The default Genesis services and their ports are:
Service | Port |
---|---|
GENESIS_AUTH_CONSOLIDATOR | 8005 |
GENESIS_AUTH_MANAGER | 8001 |
GENESIS_AUTH_PERMS | 8003 |
GENESIS_CLUSTER | 9000 |
GENESIS_EVALUATOR | 9015 |
GENESIS_ROUTER | 9017 |
See Server configuration - service definitions for information on how to set the ports for user-defined services, and how to override the ports dynamically.

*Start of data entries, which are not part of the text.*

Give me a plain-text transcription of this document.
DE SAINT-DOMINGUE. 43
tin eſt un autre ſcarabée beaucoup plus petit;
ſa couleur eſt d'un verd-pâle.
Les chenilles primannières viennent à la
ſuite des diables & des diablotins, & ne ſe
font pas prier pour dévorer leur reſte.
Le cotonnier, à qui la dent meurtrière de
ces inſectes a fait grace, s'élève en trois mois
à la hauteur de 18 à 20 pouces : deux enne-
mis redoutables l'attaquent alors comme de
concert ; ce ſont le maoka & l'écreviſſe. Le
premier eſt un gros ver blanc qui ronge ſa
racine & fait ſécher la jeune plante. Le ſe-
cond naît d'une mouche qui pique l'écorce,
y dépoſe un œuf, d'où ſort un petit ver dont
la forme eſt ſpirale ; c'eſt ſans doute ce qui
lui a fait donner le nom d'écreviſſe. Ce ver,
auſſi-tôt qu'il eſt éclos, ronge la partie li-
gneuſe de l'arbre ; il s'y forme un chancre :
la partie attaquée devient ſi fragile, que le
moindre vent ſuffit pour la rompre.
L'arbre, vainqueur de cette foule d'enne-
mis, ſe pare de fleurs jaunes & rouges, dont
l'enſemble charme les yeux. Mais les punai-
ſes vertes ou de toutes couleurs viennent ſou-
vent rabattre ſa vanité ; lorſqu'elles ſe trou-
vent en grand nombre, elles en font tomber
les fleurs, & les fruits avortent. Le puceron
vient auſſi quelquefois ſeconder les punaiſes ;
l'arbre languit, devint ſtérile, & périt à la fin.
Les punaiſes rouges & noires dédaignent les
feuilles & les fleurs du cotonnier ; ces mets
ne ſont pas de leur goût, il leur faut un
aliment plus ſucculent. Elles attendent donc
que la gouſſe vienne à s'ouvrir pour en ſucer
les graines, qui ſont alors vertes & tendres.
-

The Consul Agents must also be able to access all the services on their defined ports.
Configuring the app
Basic configuration
If a Consul agent is running locally to the app on the default port of 8500, then the only config required is:
systemDefinition {
global {
...
item(name = "ClusterMode", value = "CONSUL")
...
}
}
Extended configuration
Item | Description | Default |
---|---|---|
ConsulHostAddress | IP or hostname of the Consul Agent | localhost |
ConsulHostPort | HTTP Port for the Consul Agent | 8500 |
ConsulConnectionTimeoutSeconds | Set the timeout for connecting to the Consul Agent in seconds | 10 |
ConsulReadTimeoutSeconds | Set the timeout for reading from the Consul Agent in seconds | 10 |
ConsulWriteTimeoutSeconds | Set the timeout for writing to the Consul Agent in seconds | 10 |
ConsulWatchSeconds | How long to tell the Consul server to wait for new key/value cache values | 8 |
ConsulTtlSeconds | Timeout for the TTL Consul checks | 15 |
ttlPingSeconds | How often to run the TTL checks and update Consul with the state | ConsulTtlSeconds / 2 |
deregisterCriticalServiceAfterMins | Time to wait after a TTL check goes critical before it deregisters the service in minutes | 30 |
clusterServiceAffinityGroup | Group apps for preferred routing. Useful for multi-region set-ups | "" |
ConsulServiceNamePattern | Allows you to template your Consul service names with {{PROCESS_NAME}} eg. my_app_{{PROCESS_NAME}} | null |
ConsulNamespaceFormat | Sets Consul namespace (only used in Consul Enterprise) | null |
Troubleshooting
Request fails with 5xx when trying to reach a process that no longer exists
Scenario: This might happen when a resource is moved from one process to another. For example, a requestReply
originally served from REQ_REP_SERVICE_A
is now moved to REQ_REP_SERVICE_B
, but consul still holds a reference that is being served by the former.
Solution: Check the consul console (or cli) to see if there is still a resourceMap (under KeyValues) for the process that no longer exists. If there is, delete it. Then restart the Genesis services.